Hyundai Card Art Library, which opened in August 2022, is located on the main street of Itaewon in Seoul. The library is a space containing books that are related to artists and works recognized for their historical value and the philosophy of Hyundai Card. The Complete Collection such as Parkett, every exhibition book of the Museum of Modern Art in New York, a catalog of all the main exhibitions of the Venice Biennale, and the Moving Image Room are displayed.

===Culture Branding===
Hyundai Card Culture Project have been held since 2011, ranging from musical concerts to exhibitions and others. Hyundai Card Super Concert has featured world-renowned superstars such as Queen, Elton John, Sting, R&B artists Usher and Beyonce, singer-songwriter Billy Joel and former The Beatles and pop artist Paul McCartney.
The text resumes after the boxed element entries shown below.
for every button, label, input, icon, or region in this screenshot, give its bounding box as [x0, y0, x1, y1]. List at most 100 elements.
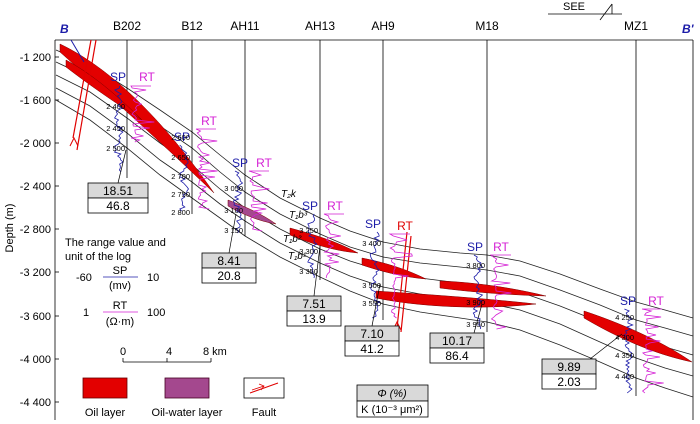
- oil-layer-label: Oil layer: [85, 407, 126, 419]
- depth-label: 3 500: [362, 281, 381, 290]
- depth-label: 2 650: [171, 153, 190, 162]
- depth-label: 2 600: [171, 133, 190, 142]
- depth-axis-ticks: [55, 56, 59, 403]
- depth-label: 2 500: [106, 144, 125, 153]
- depth-label: 3 300: [299, 247, 318, 256]
- property-box-b202: 18.51 46.8: [87, 182, 149, 214]
- fault-line: [76, 39, 97, 151]
- rt-label: RT: [648, 294, 664, 308]
- leader-line: [313, 245, 321, 297]
- scale-label: 0: [120, 346, 126, 358]
- rt-range-unit: (Ω·m): [106, 316, 134, 328]
- permeability-value: 46.8: [106, 199, 130, 213]
- depth-label: 3 050: [224, 184, 243, 193]
- depth-axis: Depth (m) -1 200 -1 600 -2 000 -2 400 -2…: [4, 52, 59, 409]
- rt-label: RT: [493, 240, 509, 254]
- sp-label: SP: [174, 130, 190, 144]
- well-name-m18: M18: [475, 19, 499, 33]
- formation-label: T₁b³: [289, 210, 308, 221]
- formation-labels: T₂k T₁b³ T₁b² T₁b¹: [281, 189, 308, 262]
- sp-label: SP: [232, 156, 248, 170]
- depth-tick-label: -1 600: [20, 95, 51, 107]
- depth-tick-label: -1 200: [20, 52, 51, 64]
- direction-indicator: SEE: [548, 1, 622, 21]
- rt-log-curve: [195, 128, 218, 210]
- porosity-value: 9.89: [557, 360, 581, 374]
- section-frame: [54, 39, 694, 420]
- permeability-value: 20.8: [217, 269, 241, 283]
- depth-label: 3 250: [299, 226, 318, 235]
- fault-symbol-icon: [249, 382, 279, 394]
- well-name-ah13: AH13: [305, 19, 335, 33]
- sp-log-curve: [113, 85, 124, 173]
- depth-label: 2 700: [171, 172, 190, 181]
- depth-label: 4 400: [615, 372, 634, 381]
- fault-line-blue: [70, 39, 85, 63]
- porosity-value: 7.10: [360, 327, 384, 341]
- sp-label: SP: [302, 199, 318, 213]
- well-name-b202: B202: [113, 19, 141, 33]
- sp-range-label: SP: [113, 265, 128, 277]
- scale-bar: 0 4 8 km: [120, 346, 227, 363]
- direction-label: SEE: [563, 1, 585, 13]
- rt-label: RT: [397, 219, 413, 233]
- log-range-legend: The range value and unit of the log -60 …: [65, 237, 166, 328]
- permeability-value: 41.2: [360, 342, 384, 356]
- sp-log-curve: [307, 213, 318, 279]
- rt-range-label: RT: [113, 300, 128, 312]
- depth-label: 2 800: [171, 208, 190, 217]
- depth-label: 3 900: [466, 298, 485, 307]
- scale-label: 8 km: [203, 346, 227, 358]
- fault-symbol-icon: [251, 385, 265, 391]
- rt-log-curve: [248, 170, 270, 232]
- property-box-mz1: 9.89 2.03: [541, 358, 597, 390]
- formation-boundary-line: [55, 87, 694, 377]
- leader-line: [473, 303, 483, 334]
- depth-axis-title: Depth (m): [4, 204, 16, 253]
- property-box-ah11: 8.41 20.8: [201, 252, 257, 284]
- depth-label: 3 150: [224, 226, 243, 235]
- fault-line: [400, 235, 412, 333]
- property-key: Φ (%) K (10⁻³ μm²): [356, 384, 429, 418]
- property-box-ah9: 7.10 41.2: [344, 325, 400, 357]
- box-leader-lines: [117, 149, 623, 360]
- well-name-ah11: AH11: [230, 19, 259, 33]
- formation-boundary-line: [55, 49, 694, 319]
- depth-label: 3 550: [362, 299, 381, 308]
- log-range-title: The range value and: [65, 237, 166, 249]
- sp-log-curve: [232, 170, 244, 234]
- sp-log-curve: [179, 144, 189, 212]
- section-start-label: B: [60, 22, 69, 36]
- oil-water-layer-swatch: [164, 377, 210, 399]
- depth-label: 3 400: [362, 239, 381, 248]
- depth-label: 3 350: [299, 267, 318, 276]
- leader-line: [371, 283, 381, 327]
- depth-label: 2 400: [106, 102, 125, 111]
- rt-log-curve: [130, 85, 155, 143]
- permeability-value: 86.4: [445, 349, 469, 363]
- property-box-m18: 10.17 86.4: [429, 332, 485, 364]
- oil-layers: [59, 43, 693, 363]
- well-name-mz1: MZ1: [624, 19, 648, 33]
- rt-log-curve: [641, 308, 664, 394]
- permeability-key: K (10⁻³ μm²): [361, 404, 423, 416]
- oil-water-layer: [227, 199, 277, 225]
- sp-label: SP: [620, 294, 636, 308]
- depth-label: 4 300: [615, 333, 634, 342]
- permeability-value: 2.03: [557, 375, 581, 389]
- fault-line: [72, 39, 92, 139]
- faults: [69, 39, 412, 339]
- sp-log-curve: [472, 254, 484, 330]
- depth-label: 2 750: [171, 190, 190, 199]
- fault-line: [395, 231, 408, 339]
- depth-tick-label: -2 000: [20, 138, 51, 150]
- oil-layer: [59, 43, 215, 194]
- rt-label: RT: [256, 156, 272, 170]
- log-labels: SP RT SP RT SP RT SP RT SP RT SP RT SP R…: [110, 70, 665, 308]
- rt-label: RT: [139, 70, 155, 84]
- permeability-value: 13.9: [302, 312, 326, 326]
- log-range-title: unit of the log: [65, 251, 131, 263]
- depth-tick-label: -3 600: [20, 311, 51, 323]
- depth-tick-label: -3 200: [20, 267, 51, 279]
Approximately 100,000 concertgoers witnessed the very first performance of the British rock band Coldplay in Korea over the span of two days.

==Corporate social responsibility==
1913 Songjeong Station Market Project is the latest work of Hyundai Card's market renovation and revitalization project. The 103-year-old Songjeong Station Market, Gwangju, was given some trim and facelift resulting in a jump of daily visitors to 4,300 in May 2016 from 200 in May 2015.

Bongpyeong Market Project in 2014 conserved the basic infrastructure of the market and adopted exterior design in each shops under the slogan of “Development for Sustainability”, encouraging merchants to strive for change.

Dream Realization Project has helped mom and pop store owners to give a boost to their operation by adopting design factors. A total of 10 stores ranging from grocery, bistro, beauty shop, delicatessen and others have been provided with management consulting, interior redesigning and others to change their operations. The stores have since then seen a sales rise by an average of two-folds.

Hyundai Card Gapado Project is The Gapado Island situated off the southern coast of Jeju Island at one point in time experienced damage. Hyundai has with steadfast efforts turned Gapado Island into a success story and continues its transformation towards becoming a sustainable island where ecology, economy, and culture tranquilly co-exist.